Grip ise influenza virüsünün neden olduğu, mevsimsel özellik gösteren (kuzey yarımkürede ılıman iklim kuşağında ekim-nisan aylarında, güney yarımkürede mayıs-eylül aylarında, tropikal bölgelerde ise tüm yıl boyunca görülebilen), oldukça bulaşıcı bir hastalıktır. Soğuk algınlığına göre daha ağır seyreder; yüksek ateş, yaygın vücut ağrısı, kuru öksürük, baş ağrısı ve burun tıkanıklığı ile kendini gösterir.
BU HASTALIKLAR NASIL BULAŞIR?
Hasta bireylerin öksürme, hapşırma ve konuşma esnasında yaydıkları damlacıkların, sağlıklı bireyler tarafından solunum yoluyla alınmasıyla ya da bu damlacıklarla kirlenmiş yüzey alanlarına temas sonrası ele geçmesi ve bu ellerin ağız, göz veya burun gibi mukozal alanlara temasıyla bulaşır.
BAĞIŞIKLIĞI NASIL GÜÇLENDİREBİLİRİZ?
En iyi bağışıklık güçlendirici; düzenli ve yeterli uyku, yeterli ve dengeli beslenme ve harekettir. Bu üçlü, bağışıklığı destekleyen en önemli ve doğal unsurlardır.
Dengeli beslenme dediğimizde, her öğünde taze sebze-meyve grubundan, et-tavuk-balık-yumurta-kuru baklagil grubundan, tahıl grubundan ve süt-süt ürünleri grubundan ürünlerin dengeli şekilde tüketildiğinden emin olmalı, ara öğünlerde meyve tüketimini sağlamalıyız. Bu şekilde bağışıklık için gerekli vitamin ve mineraller karşılanmış olur.

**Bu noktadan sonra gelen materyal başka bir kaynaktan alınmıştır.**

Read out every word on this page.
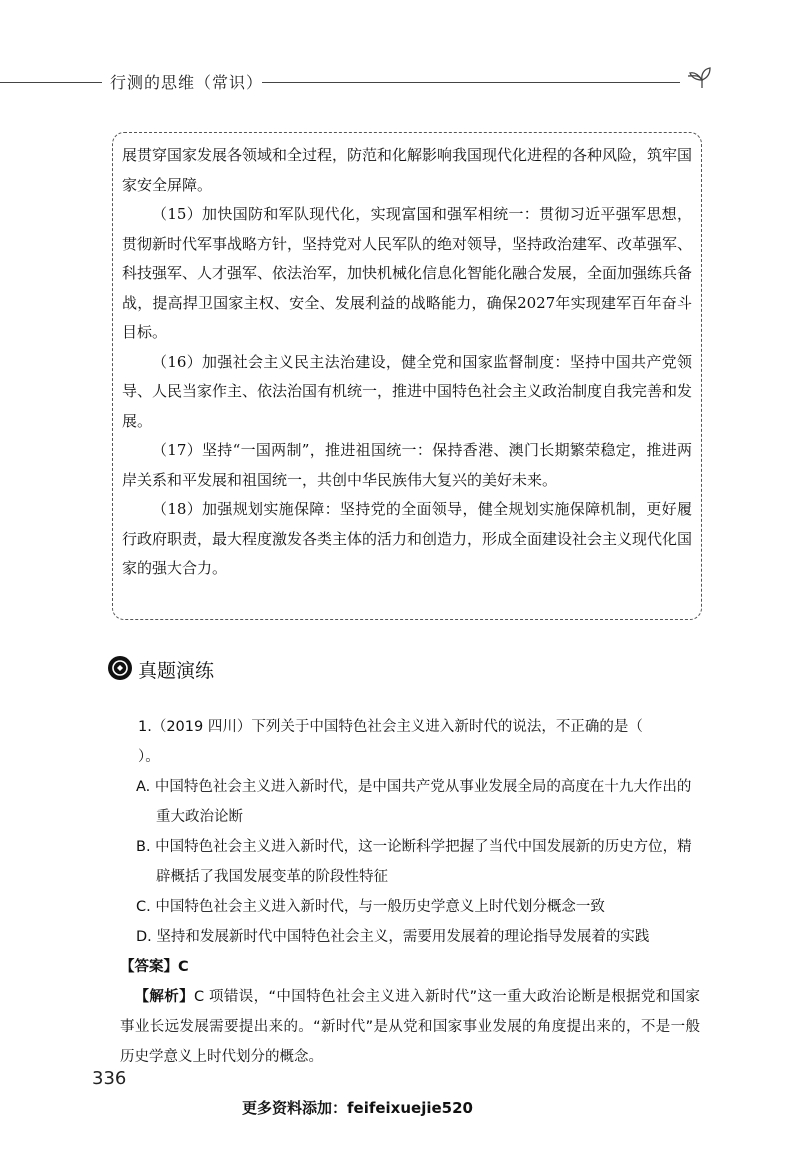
行测的思维（常识）

展贯穿国家发展各领域和全过程，防范和化解影响我国现代化进程的各种风险，筑牢国家安全屏障。

（15）加快国防和军队现代化，实现富国和强军相统一：贯彻习近平强军思想，贯彻新时代军事战略方针，坚持党对人民军队的绝对领导，坚持政治建军、改革强军、科技强军、人才强军、依法治军，加快机械化信息化智能化融合发展，全面加强练兵备战，提高捍卫国家主权、安全、发展利益的战略能力，确保2027年实现建军百年奋斗目标。

（16）加强社会主义民主法治建设，健全党和国家监督制度：坚持中国共产党领导、人民当家作主、依法治国有机统一，推进中国特色社会主义政治制度自我完善和发展。

（17）坚持“一国两制”，推进祖国统一：保持香港、澳门长期繁荣稳定，推进两岸关系和平发展和祖国统一，共创中华民族伟大复兴的美好未来。

（18）加强规划实施保障：坚持党的全面领导，健全规划实施保障机制，更好履行政府职责，最大程度激发各类主体的活力和创造力，形成全面建设社会主义现代化国家的强大合力。

真题演练
1.（2019 四川）下列关于中国特色社会主义进入新时代的说法，不正确的是（）。
A. 中国特色社会主义进入新时代，是中国共产党从事业发展全局的高度在十九大作出的重大政治论断
B. 中国特色社会主义进入新时代，这一论断科学把握了当代中国发展新的历史方位，精辟概括了我国发展变革的阶段性特征
C. 中国特色社会主义进入新时代，与一般历史学意义上时代划分概念一致
D. 坚持和发展新时代中国特色社会主义，需要用发展着的理论指导发展着的实践
【答案】C
【解析】C 项错误，“中国特色社会主义进入新时代”这一重大政治论断是根据党和国家事业长远发展需要提出来的。“新时代”是从党和国家事业发展的角度提出来的，不是一般历史学意义上时代划分的概念。
336
更多资料添加：feifeixuejie520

Yine de hangi gıdalar daha çok bağışıklığı güçlendirir dersek, dengeli olmak kaydıyla:
· Çinko: Kabak çekirdeği, ay çekirdeği, et, mercimek
· D vitamini: Güneş, balık, yumurta
· C vitamini: Turunçgiller, domates
· Quersetin: Brokoli, incir, soğan, elma
· Selenyum: Balık, yumurta, ceviz
· Magnezyum: Kabak çekirdeği, susam, balık, bakliyat
· Omega-3 yağ asitleri: Yağlı balıklar, ceviz
EĞITİM VE ALIŞKANLIKLAR DA KORUR!
Kreş çağından itibaren çocuklara el yıkama alışkanlığı kazandırmalı; burun silme, öksürme ve hapşırma esnasında nasıl davranmaları gerektiğini öğretmeliyiz. Bu sayede virüslerin eşyalardan veya solunum yoluyla bulaşma riski azalır.
Ayrıca çocuk ve bebekleri kalabalık ortamlardan ve hasta olduğu bilinen kişilerden korumalıyız. Kapalı alanların sık sık havalandırılmasını sağlamalı, çok kalın ya da çok ince kıyafetlerden kaçınmalıyız.

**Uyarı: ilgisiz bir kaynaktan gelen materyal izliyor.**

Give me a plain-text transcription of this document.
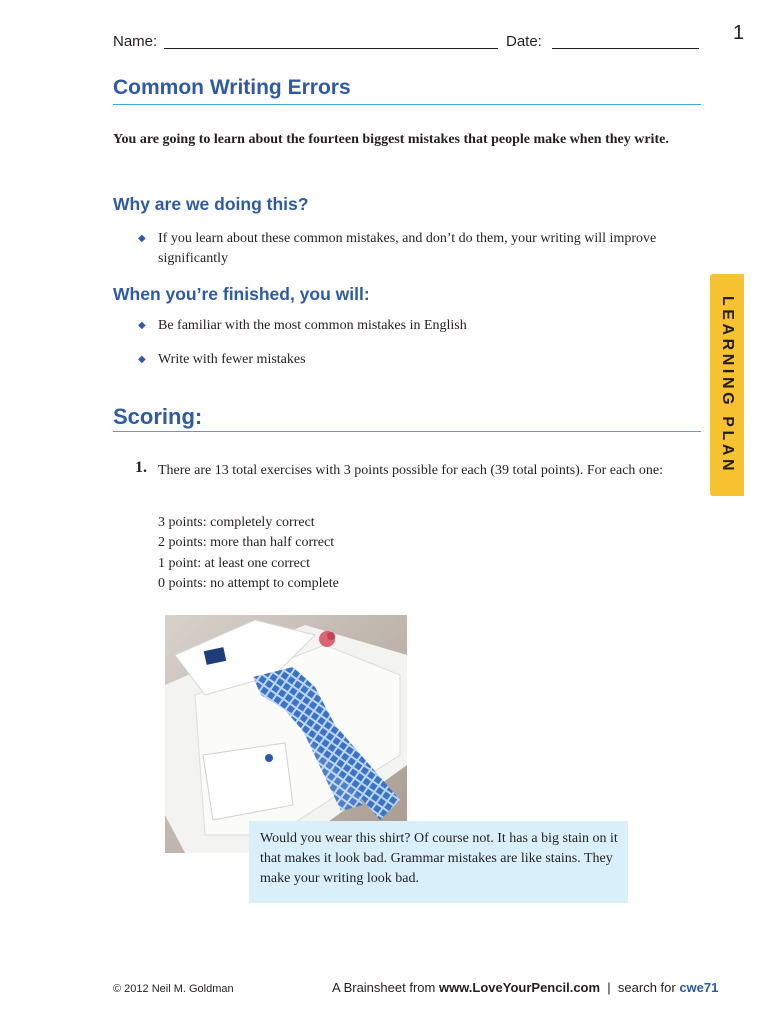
1
Name:	Date:
Common Writing Errors
You are going to learn about the fourteen biggest mistakes that people make when they write.
Why are we doing this?
◆ If you learn about these common mistakes, and don’t do them, your writing will improve significantly
When you’re finished, you will:
◆ Be familiar with the most common mistakes in English
◆ Write with fewer mistakes
Scoring:
1. There are 13 total exercises with 3 points possible for each (39 total points). For each one:
3 points: completely correct
2 points: more than half correct
1 point: at least one correct
0 points: no attempt to complete
LEARNING PLAN
Would you wear this shirt? Of course not. It has a big stain on it that makes it look bad. Grammar mistakes are like stains. They make your writing look bad.
© 2012 Neil M. Goldman	A Brainsheet from www.LoveYourPencil.com | search for cwe71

PEKİ EN İYİ KORUNMA NEDİR?
Özellikle grip için en etkili korunma yolu aşıdır. Her yıl, grip aşısına engel bir durumu yoksa çocuğumuzun grip aşısı ile aşılanmasını sağlamalıyız.
6 ayın altındaki bebekler aşılanamayacağı için bu bebeklere bakım veren kişiler, anne ve ev halkının da aşılanmasına özen göstermelidir.